I always kept a lookout for good used lumber and at the time there was an old man who kept a used materials yard near downtown Nashville. He was near Rutledge Hill on or near Fourth Avenue South, I believe. He used to buy bricks, lumber and all manner of resaleable things from (mostly black) wrecking crews who worked in or near the central city. Howe'er it was he always seemed to be on site, staying in an old bus fitted out with gas heat for the winter. Once, when I was in the bus paying him for some lumber I commented on his unvented gas heaters, saying they might be a health risk, he said, well, they use unvented gas heaters in New Orleans all the time. I didn't say anything, but I suppose the buildings in New Orleans were leaky enough not to be dangerous. Anyway, by now the old man has sold out and gone on to meet his maker. I did learn a lot about old lumber and stuff from him.
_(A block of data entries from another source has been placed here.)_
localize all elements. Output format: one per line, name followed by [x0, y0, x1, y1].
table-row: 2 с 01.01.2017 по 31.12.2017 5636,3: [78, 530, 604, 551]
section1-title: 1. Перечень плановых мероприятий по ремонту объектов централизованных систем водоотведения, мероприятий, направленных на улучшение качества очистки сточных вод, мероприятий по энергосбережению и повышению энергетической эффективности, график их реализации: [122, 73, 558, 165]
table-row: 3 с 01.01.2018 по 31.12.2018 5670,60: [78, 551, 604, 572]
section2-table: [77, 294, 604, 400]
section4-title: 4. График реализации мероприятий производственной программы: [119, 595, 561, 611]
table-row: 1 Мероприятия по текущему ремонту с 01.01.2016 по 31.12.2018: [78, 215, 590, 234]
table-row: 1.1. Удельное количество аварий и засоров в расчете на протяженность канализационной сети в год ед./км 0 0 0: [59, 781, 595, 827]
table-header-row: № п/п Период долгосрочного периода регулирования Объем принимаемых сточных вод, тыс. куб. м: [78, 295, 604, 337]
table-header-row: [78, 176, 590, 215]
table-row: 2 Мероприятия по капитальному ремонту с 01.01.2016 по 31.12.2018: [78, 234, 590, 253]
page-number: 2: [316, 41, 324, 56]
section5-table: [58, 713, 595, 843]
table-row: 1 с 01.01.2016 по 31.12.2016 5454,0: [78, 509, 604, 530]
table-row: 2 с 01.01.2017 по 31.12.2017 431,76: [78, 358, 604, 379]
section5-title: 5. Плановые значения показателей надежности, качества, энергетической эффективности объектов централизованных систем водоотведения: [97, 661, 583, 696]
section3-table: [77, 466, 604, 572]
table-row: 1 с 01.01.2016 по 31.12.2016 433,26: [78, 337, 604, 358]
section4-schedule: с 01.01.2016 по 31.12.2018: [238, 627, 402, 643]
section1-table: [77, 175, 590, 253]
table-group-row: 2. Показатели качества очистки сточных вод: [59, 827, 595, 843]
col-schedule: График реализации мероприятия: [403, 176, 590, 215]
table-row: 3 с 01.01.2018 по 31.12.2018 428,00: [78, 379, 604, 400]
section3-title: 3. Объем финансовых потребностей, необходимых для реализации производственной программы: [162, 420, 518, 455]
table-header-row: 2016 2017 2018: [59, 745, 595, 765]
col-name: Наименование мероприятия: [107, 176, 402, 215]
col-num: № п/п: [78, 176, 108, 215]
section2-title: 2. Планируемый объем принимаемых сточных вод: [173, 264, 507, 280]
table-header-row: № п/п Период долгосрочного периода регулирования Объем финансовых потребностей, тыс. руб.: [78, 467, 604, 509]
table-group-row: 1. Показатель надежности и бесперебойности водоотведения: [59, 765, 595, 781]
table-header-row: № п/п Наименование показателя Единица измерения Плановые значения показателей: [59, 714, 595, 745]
Sometimes I would see a wrecking crew working on a building as I was just driving along. I used to go up to the boss and see what I could buy off him that I could use. Down on Third Avenue South I bought some big ole heavy 2 by 14 inch floor joists. I asked the guy how long they were and he had the exact dimension in his head: Twenty-five, five, he said. That is, 25 feet, 5 inches. I couldn't carry them home that long and only needed them to be 16 feet long, so I pulled out a hand saw (that wasn't really very sharp) and, after paying for them, cut them by hand. Boy, did my arm get sore. I still had a time transporting them—had to make two trips. I used them to reinforce the upstairs floor joist system—maybe overkill, but hey, that's what I did. I took the nine foot off cuts and, with what I didn't use in construction I made benches out of. Around Christmas time 2005 my cousin Richard Perry mentioned that he still had the bench I gave him at that time. I had forgotten all about it. Another time I paid about 75 bucks for a two or three pickup loads of stuff from an old Italianate town house in Pulaski Tennessee. I got a bunch of moldings and such from them. I figured out a way to use most all the used materials I got during those days, although sometimes I didn't use them in a historically correct fashion. Here is a picture of the framing for the kitchen/porch area. You can see the darker-colored used lumber making up the structural beam, the higher-ceilinged part that is modelled after the kitchen and the lower-ceilinged area that imitates the original porch area.

After we moved to Centerville we learned that an old friend, Larry Maxwell was building a house in the area also. His property was way out in the western part of the county in the Coble community. So Larry and I got reacquainted and we started swapping work with each other. I helped Larry with his house and he helped with mine. Later we worked together on remodeling jobs, cabinet jobs and all kinds of things, really. Here's a picture of Larry and me painting the inside of the Methodist church in Centerville. Larry has a cabinet shop now aand does real nice work. He has a web site at WildWoodTn.com.

Another person who helped was Leon Fuller. I helped him some on the house he and Clarissa were building and he helped me in turn. He is now big into puppets and puppet theatre. You can see their web site here: Wood and Strings Theatre. I remember him and me hefting up the big old two by twelve pine beams that I was using to assist our old bouncy upstairs floor system.